I am still here and still undetectable. Life is pretty good. I was able to complete the lions share of the chores I had planned for this past summer and was even able to spend a lot of time on the water recreating. Life seems to be slowing down and I feel as though I have entered a time of peace and contentment. I wish my sweetheart could retire with me but at this time in our lives it just doesn’t seem to be in the cards for a while. Maybe if I had a rich uncle that kicked the bucket I would be able to make that happen but I think I have a better shot at winning Powerball and truth be told I don’t play the lottery. Personally I feel like I won the lottery the day I met Amanda. Living in the country certainly has been a blessing. Right now I’m sitting in the hot tub looking out at the woods that surround our home writing this post. The leaves are starting to turn and there is a chill in the night air. As wet as the last winter and spring were I can’t believe I’m saying this but I really wish the rain would arrive. We need it. Ever since Covid started in 2020 my patient advocacy work has pretty much went down the toilet. I often think of starting it up again but truth be told I lack motivation. Maybe that’s what this post is but probably not. I live in the middle of nowhere so playing an active role in a support group is off the table. I haven’t been playing any music however we did recently start rehearsing again. It is comforting to know that even though I am now 58 years old and have been living with advanced prostate cancer these past 16 years three months and one week I can still tear it  up on a slalom ski behind our boat.

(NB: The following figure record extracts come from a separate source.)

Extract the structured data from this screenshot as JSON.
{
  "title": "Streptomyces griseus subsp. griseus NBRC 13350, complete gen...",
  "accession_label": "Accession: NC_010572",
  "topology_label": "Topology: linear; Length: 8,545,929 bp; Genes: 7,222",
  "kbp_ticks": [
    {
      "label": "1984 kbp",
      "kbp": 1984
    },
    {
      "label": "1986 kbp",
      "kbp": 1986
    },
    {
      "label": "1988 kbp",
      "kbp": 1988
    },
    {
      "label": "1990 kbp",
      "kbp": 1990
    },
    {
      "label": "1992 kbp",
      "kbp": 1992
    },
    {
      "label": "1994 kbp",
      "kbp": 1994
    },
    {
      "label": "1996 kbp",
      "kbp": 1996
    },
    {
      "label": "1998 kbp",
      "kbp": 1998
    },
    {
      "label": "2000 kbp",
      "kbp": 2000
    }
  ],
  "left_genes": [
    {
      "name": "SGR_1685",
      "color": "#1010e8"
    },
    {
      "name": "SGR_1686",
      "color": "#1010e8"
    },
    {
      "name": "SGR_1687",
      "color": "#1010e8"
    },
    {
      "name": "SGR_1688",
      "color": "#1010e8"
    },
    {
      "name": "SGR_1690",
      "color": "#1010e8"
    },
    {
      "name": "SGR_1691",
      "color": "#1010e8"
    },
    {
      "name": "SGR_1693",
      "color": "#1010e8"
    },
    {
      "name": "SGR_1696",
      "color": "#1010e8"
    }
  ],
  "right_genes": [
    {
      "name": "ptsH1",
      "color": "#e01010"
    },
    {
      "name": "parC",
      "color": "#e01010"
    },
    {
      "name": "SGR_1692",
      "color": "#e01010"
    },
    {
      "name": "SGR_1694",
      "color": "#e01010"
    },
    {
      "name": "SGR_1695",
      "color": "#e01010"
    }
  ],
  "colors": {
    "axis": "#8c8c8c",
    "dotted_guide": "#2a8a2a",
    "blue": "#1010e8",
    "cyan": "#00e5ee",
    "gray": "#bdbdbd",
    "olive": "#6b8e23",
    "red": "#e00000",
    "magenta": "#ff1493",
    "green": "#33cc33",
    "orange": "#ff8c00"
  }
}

On a positive note my oncologist signed off on knee replacement for me and I have an appointment next Friday to discuss it with a surgeon. If I am able to have a knee replacement I’m hoping it will come after mid November. Elk hunting season always starts the first weekend in November in our neck of the woods and I don’t want to miss it. I would rather hobble around like an old crippled guy then miss spending 10 days in the woods with my buddies chasing elk. 

I lost another friend to this shitty disease yesterday! We knew it was coming. He had been going downhill for a long time and yet nothing could change his attitude and zest for life. He choked the life out of every single day until the very end. He will be missed. Sonny was a true beacon of inspiration. I never met him personally but I shared treasured phone conversations with him. His attitude was infectious. I believe he is in a better place and out of pain but those of us who remain have lost a beautiful human being. God speed Sonny.

Sometimes I think that is the reason I have moved away from advocacy. Losing friends sucks. I guess however, it is in evitable. We must all say goodbye for a while whether we have cancer or not and I am getting older. It feels good to say that. I am getting older. I have been blessed in so many ways. I am so thankful for my life and for the many friends this disease has brought into it.